2. output/ (Model Outputs and Tables)
- models/Pm_eval-table.csv: Evaluation metrics for the Maxent models generated by ENMeval. Contains 19 variables including:
- fc: Feature class
- rm: Regularization multiplier
- auc.train, cbi.train: Training metrics
- auc.val.avg, or.10p.avg, AICc, delta.AICc: Validation and complexity metrics.
- models/Pm_models.rds: [Optional depending on if you upload it] R object containing the final tuned Maxent models.
- extrapolation/: Contains generated .tif rasters for Mobility-Oriented Parity (MOP) and Multivariate Environmental Similarity Surfaces (MESS) for the present and past scenarios (mop_present.tif, mess_miroc.tif, etc.).
Code/software
R/ (Custom Visualization Functions) - Shared in Zenodo
- plot_curve.R: Contains evalplot.curve(), a custom function to plot response curves for Maxent models, visualizing clamped vs. unconstrained tails.
- plot_density.R: Contains evalplot.density(), a custom function to plot the density of environmental variables across training and transfer spaces, highlighting non-analog conditions
Software and Hardware Requirements
- R: Version 4.3.0 or higher.
- Java: Required to run maxent.jar (v3.4.4) via the dismo package.
- Key R Packages:
- Spatial processing: terra (v1.8-70), sf (v1.0-21).
- Modeling & Extrapolation: dismo (v1.3-14), ENMeval (v2.0.5.2), smop (v0.0.2).
- Data manipulation and visualization: dplyr, tidyr, readr, ggplot2, gridExtra, tidyterra.
Access information
Other publicly accessible locations of the data:
- García-Mendoza, D. F., López-González, C., Hortelano-Moncada, Y., López-Wilchis, R., & Ortega, J. (2018).

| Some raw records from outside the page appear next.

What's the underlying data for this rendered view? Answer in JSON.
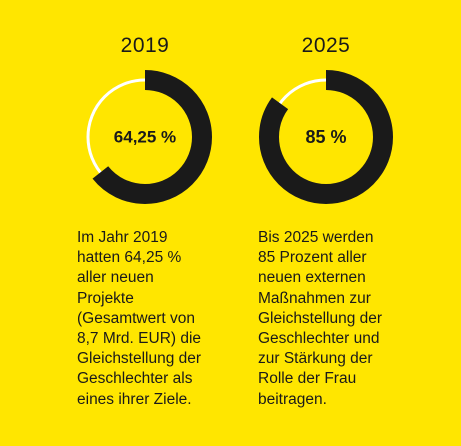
{
  "chart_data": [
    {
      "type": "pie",
      "title": "2019",
      "value": 64.25,
      "max": 100,
      "center_label": "64,25 %",
      "description": "Im Jahr 2019 hatten 64,25 % aller neuen Projekte (Gesamtwert von 8,7 Mrd. EUR) die Gleichstellung der Geschlechter als eines ihrer Ziele.",
      "description_lines": [
        "Im Jahr 2019",
        "hatten 64,25 %",
        "aller neuen",
        "Projekte",
        "(Gesamtwert von",
        "8,7 Mrd. EUR) die",
        "Gleichstellung der",
        "Geschlechter als",
        "eines ihrer Ziele."
      ]
    },
    {
      "type": "pie",
      "title": "2025",
      "value": 85,
      "max": 100,
      "center_label": "85 %",
      "description": "Bis 2025 werden 85 Prozent aller neuen externen Maßnahmen zur Gleichstellung der Geschlechter und zur Stärkung der Rolle der Frau beitragen.",
      "description_lines": [
        "Bis 2025 werden",
        "85 Prozent aller",
        "neuen externen",
        "Maßnahmen zur",
        "Gleichstellung der",
        "Geschlechter und",
        "zur Stärkung der",
        "Rolle der Frau",
        "beitragen."
      ]
    }
  ],
  "colors": {
    "background": "#FFE600",
    "filled_segment": "#1a1a1a",
    "remaining_segment": "#FFFFFF",
    "text": "#1a1a1a"
  }
}
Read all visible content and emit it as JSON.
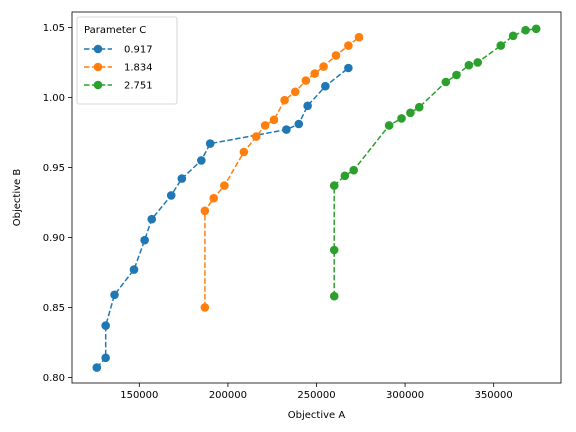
{
  "chart_data": {
    "type": "line",
    "xlabel": "Objective A",
    "ylabel": "Objective B",
    "xlim": [
      112000,
      388000
    ],
    "ylim": [
      0.796,
      1.061
    ],
    "xticks": [
      150000,
      200000,
      250000,
      300000,
      350000
    ],
    "xtick_labels": [
      "150000",
      "200000",
      "250000",
      "300000",
      "350000"
    ],
    "yticks": [
      0.8,
      0.85,
      0.9,
      0.95,
      1.0,
      1.05
    ],
    "ytick_labels": [
      "0.80",
      "0.85",
      "0.90",
      "0.95",
      "1.00",
      "1.05"
    ],
    "grid": false,
    "legend": {
      "title": "Parameter C",
      "placement": "top-left",
      "entries": [
        "0.917",
        "1.834",
        "2.751"
      ]
    },
    "series": [
      {
        "name": "0.917",
        "color": "#1f77b4",
        "marker": "circle",
        "linestyle": "dashed",
        "x": [
          126000,
          131000,
          131000,
          136000,
          147000,
          153000,
          157000,
          168000,
          174000,
          185000,
          190000,
          233000,
          240000,
          245000,
          255000,
          268000
        ],
        "y": [
          0.807,
          0.814,
          0.837,
          0.859,
          0.877,
          0.898,
          0.913,
          0.93,
          0.942,
          0.955,
          0.967,
          0.977,
          0.981,
          0.994,
          1.008,
          1.021
        ]
      },
      {
        "name": "1.834",
        "color": "#ff7f0e",
        "marker": "circle",
        "linestyle": "dashed",
        "x": [
          187000,
          187000,
          192000,
          198000,
          209000,
          216000,
          221000,
          226000,
          232000,
          238000,
          244000,
          249000,
          254000,
          261000,
          268000,
          274000
        ],
        "y": [
          0.85,
          0.919,
          0.928,
          0.937,
          0.961,
          0.972,
          0.98,
          0.984,
          0.998,
          1.004,
          1.012,
          1.017,
          1.022,
          1.03,
          1.037,
          1.043
        ]
      },
      {
        "name": "2.751",
        "color": "#2ca02c",
        "marker": "circle",
        "linestyle": "dashed",
        "x": [
          260000,
          260000,
          260000,
          266000,
          271000,
          291000,
          298000,
          303000,
          308000,
          323000,
          329000,
          336000,
          341000,
          354000,
          361000,
          368000,
          374000
        ],
        "y": [
          0.858,
          0.891,
          0.937,
          0.944,
          0.948,
          0.98,
          0.985,
          0.989,
          0.993,
          1.011,
          1.016,
          1.023,
          1.025,
          1.037,
          1.044,
          1.048,
          1.049
        ]
      }
    ]
  }
}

Geographic cranial variation in Peromyscus melanotis (Rodentia: Cricetidae) is related to primary productivity. Journal of Mammalogy, 99(4), 898–905.
Data was derived from the following sources:
- Karger, D. N., Conrad, O., Böhner, J., Kawohl, T., Kreft, H., Soria-Auza, R. W., Zimmermann, N. E., Linder, H. P., & Kessler, M. (2017). Climatologies at high resolution for the earth’s land surface areas. Scientific Data, 4(1), 170122.
Karger, D. N., Conrad, O., Böhner, J., Kawohl, T., Kreft, H., Soria-Auza, R. W., Zimmermann, N. E., Peter Linder, H., & Kessler, M. (2021). Dataset: Climatologies at high resolution for the earth’s land surface areas [Dataset]. EnviDat. https://doi.org/10.16904/envidat.228.v2.1
Considerations: Please note that the raw occurrence coordinates for P. melanotis are omitted from this repository due to copyright restrictions held by the Journal of Mammalogy; instructions for obtaining these occurrences are detailed in this README to ensure full reproducibility. Furthermore, because the custom visualization scripts interact with the ENMeval package, the R code is distributed under a GNU General Public License (GPL-3), while all data tables and model outputs are dedicated to the public domain (CC0 1.0).